La consistance des excréments aussi est importante. Elle doit être molle mais pas collante. Liquide (diarrhée), c’est qu’il y a trop d’eau dans les selles, signe d’un désordre médical à soigner et à compenser en s’hydratant. Dure comme de petites pierres, c’est un signe de constipation (les selles progressent trop lentement dans le côlon). Dans la plupart des cas, il faut manger plus de fibres et s’hydrater pour améliorer la situation. Les morceaux de nourriture non digérés ne sont pas inquiétants s’il y en a peu, ça arrive, c’est qu’ils ont été mal digérés par les sucs gastriques et/ ou que la digestion s’est faite trop rapidement (et assurément que vous n’avez pas correctement mâché). Si, par contre, il y a des morceaux de ténia, c’est que vous n’êtes pas tout seul à digérer votre nourriture.

Le côlon récupère l’eau de la nourriture, qui devient par conséquent de plus en plus solide. C’est aussi le dernier moment pour certains nutriments qui peuvent être assimilés avant d’arriver au terminus, comme la vitamine K. Le contact avec la flore intestinale décompose le bol alimentaire devenu “chyle”, qui se transforme peu à peu en étrons, et génère des gaz, qu’il est préférable pour la santé de laisser s’échapper, bien que ça ne soit pas très poli.

Et enfin, le rectum

Après le côlon, les selles, appelées fèces, atteignent la deuxième partie du gros intestin : le rectum. C’est la dernière étape avant la porte de sortie. C’est là que les excréments s’accumulent avant de sortir par le canal anal, cerné de muscles dont deux sphincters : le sphincter anal interne et le sphincter anal externe. Et c’est finalement par l’anus, cet orifice compris au sein du sphincter anal externe que notre corps expulse le sujet de la présente rubrique.

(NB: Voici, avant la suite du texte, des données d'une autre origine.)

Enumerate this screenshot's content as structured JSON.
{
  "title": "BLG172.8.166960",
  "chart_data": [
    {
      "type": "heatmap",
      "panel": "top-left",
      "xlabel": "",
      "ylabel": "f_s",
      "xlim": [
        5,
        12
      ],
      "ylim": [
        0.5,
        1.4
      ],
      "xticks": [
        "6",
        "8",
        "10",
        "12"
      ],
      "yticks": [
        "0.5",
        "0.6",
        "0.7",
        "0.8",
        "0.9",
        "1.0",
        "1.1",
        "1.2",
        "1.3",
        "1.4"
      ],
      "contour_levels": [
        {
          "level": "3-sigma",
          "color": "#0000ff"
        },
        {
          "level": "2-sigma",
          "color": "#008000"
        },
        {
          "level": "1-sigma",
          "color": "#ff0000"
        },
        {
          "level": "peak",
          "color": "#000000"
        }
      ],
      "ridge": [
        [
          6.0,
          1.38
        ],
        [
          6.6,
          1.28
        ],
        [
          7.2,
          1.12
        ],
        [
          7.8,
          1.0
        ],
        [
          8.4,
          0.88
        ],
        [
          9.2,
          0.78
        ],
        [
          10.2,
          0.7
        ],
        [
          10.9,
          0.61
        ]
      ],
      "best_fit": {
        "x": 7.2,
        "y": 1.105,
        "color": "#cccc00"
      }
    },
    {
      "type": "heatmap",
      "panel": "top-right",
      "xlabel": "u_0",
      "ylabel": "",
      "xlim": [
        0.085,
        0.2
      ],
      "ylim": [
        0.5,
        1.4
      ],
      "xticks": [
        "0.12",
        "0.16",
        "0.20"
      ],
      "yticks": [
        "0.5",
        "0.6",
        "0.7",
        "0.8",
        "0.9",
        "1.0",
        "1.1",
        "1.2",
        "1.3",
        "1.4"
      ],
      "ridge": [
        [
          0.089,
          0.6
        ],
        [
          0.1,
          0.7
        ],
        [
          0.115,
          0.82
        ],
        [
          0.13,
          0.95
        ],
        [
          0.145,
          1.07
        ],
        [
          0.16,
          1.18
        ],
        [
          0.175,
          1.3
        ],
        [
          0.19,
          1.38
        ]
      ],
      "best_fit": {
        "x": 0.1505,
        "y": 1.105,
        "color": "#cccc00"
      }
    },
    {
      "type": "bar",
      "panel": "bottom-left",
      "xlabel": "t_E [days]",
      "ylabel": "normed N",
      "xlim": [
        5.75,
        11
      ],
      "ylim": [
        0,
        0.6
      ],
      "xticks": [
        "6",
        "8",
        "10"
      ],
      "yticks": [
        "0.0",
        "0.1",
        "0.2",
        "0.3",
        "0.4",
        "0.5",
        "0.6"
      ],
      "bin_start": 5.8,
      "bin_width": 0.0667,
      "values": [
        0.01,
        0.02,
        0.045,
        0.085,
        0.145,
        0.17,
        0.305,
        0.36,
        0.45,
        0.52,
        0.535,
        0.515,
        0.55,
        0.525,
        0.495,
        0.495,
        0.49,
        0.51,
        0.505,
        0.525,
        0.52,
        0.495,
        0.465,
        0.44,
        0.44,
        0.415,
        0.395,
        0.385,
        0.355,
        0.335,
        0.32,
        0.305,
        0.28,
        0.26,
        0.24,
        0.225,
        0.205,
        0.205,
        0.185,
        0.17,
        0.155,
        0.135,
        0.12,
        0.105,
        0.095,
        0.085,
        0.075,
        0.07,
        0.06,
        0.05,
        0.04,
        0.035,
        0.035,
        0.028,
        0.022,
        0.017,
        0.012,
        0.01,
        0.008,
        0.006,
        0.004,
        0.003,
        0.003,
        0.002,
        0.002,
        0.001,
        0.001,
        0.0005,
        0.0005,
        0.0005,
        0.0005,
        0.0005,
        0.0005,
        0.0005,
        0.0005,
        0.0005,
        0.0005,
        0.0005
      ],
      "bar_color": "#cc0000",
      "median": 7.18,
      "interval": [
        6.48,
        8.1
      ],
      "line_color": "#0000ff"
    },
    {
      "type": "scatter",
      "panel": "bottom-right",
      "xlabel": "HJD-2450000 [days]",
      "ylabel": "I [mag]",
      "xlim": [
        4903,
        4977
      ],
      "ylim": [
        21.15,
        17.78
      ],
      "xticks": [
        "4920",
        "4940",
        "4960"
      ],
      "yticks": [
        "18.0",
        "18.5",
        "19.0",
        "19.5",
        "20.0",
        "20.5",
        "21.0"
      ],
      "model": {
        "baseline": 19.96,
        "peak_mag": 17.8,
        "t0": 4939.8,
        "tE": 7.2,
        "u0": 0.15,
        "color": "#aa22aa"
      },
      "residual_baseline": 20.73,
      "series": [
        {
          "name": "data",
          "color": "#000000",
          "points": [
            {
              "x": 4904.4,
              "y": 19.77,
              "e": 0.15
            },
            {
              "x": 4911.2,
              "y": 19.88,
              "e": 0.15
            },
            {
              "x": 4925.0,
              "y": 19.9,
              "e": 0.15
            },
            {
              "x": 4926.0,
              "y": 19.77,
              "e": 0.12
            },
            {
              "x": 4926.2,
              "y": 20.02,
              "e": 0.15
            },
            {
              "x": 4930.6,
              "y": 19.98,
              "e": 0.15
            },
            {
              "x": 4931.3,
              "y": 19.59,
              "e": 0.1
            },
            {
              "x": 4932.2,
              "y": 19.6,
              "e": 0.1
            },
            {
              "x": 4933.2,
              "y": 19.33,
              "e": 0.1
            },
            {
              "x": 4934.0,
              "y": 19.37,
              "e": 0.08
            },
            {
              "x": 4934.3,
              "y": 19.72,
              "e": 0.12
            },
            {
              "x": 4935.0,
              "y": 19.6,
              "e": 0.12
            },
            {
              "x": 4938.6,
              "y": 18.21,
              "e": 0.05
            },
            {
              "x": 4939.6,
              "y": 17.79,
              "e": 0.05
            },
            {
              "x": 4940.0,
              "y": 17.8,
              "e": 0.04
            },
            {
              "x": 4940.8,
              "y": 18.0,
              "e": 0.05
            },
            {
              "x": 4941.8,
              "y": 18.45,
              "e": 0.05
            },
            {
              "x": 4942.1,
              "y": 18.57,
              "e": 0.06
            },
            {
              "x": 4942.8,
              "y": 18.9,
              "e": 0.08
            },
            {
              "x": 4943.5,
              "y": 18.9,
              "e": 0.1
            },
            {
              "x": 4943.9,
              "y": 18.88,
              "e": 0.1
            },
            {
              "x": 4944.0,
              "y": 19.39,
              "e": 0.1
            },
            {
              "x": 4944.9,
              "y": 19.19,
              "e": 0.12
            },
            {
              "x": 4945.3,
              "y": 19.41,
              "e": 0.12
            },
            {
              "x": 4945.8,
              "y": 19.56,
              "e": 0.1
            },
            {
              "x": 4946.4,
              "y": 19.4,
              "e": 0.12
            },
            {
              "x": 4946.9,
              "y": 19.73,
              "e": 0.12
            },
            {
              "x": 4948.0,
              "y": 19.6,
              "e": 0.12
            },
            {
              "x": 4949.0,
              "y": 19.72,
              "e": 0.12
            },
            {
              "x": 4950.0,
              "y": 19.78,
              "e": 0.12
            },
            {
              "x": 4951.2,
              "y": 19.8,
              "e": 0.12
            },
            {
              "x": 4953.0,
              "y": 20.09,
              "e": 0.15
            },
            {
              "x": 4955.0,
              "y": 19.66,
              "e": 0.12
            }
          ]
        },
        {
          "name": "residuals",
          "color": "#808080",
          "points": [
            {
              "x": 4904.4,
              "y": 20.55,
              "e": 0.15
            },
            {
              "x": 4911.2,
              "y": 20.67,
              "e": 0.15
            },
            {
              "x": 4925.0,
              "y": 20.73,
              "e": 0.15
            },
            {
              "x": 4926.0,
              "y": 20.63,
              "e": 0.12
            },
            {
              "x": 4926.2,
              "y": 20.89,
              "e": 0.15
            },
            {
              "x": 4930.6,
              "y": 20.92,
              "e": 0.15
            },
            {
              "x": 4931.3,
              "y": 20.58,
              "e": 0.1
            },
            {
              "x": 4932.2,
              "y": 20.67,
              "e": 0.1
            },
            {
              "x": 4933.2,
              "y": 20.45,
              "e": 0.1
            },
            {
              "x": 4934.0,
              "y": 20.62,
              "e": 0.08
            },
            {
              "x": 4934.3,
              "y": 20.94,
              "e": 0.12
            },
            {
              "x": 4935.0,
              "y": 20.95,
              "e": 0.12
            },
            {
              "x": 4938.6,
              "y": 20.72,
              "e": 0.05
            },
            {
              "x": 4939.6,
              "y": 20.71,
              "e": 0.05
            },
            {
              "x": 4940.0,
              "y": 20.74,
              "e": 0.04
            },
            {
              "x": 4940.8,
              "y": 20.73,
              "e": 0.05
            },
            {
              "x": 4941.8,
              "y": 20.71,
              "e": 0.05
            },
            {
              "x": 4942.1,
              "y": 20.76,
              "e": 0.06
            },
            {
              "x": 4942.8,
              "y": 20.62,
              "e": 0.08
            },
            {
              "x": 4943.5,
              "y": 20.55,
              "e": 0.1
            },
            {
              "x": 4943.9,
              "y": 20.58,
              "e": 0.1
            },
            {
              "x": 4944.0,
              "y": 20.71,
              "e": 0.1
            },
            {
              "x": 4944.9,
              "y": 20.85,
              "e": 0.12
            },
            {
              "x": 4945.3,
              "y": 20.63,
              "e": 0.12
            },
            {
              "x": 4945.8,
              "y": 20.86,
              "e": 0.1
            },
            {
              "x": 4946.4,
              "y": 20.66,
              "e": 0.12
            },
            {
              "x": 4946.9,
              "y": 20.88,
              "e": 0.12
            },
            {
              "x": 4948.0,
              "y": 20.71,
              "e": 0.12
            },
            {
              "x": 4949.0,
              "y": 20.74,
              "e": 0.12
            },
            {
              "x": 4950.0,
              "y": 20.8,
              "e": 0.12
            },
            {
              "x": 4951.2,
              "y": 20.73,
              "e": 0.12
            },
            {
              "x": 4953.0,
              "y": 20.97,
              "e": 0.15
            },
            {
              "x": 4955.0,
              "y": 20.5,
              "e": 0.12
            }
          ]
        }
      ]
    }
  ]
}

Et voilà comment, en seulement 24 heures environ, on peut transformer un délicieux bœuf bourguignon en excrément.

Notre grand voyage digestif touche à sa fin, j’espère que les passages les moins ragoûtants ne vous ont pas trop dégoûtés. Rassurez-vous, dans la prochaine rubrique, nous ne parlerons pas de caca. Nous parlerons de pipi.


Et pas que : tout ce qui passe par le cæcum peut se retrouver coincé dans l’appendice, les métaux lourds, par exemple.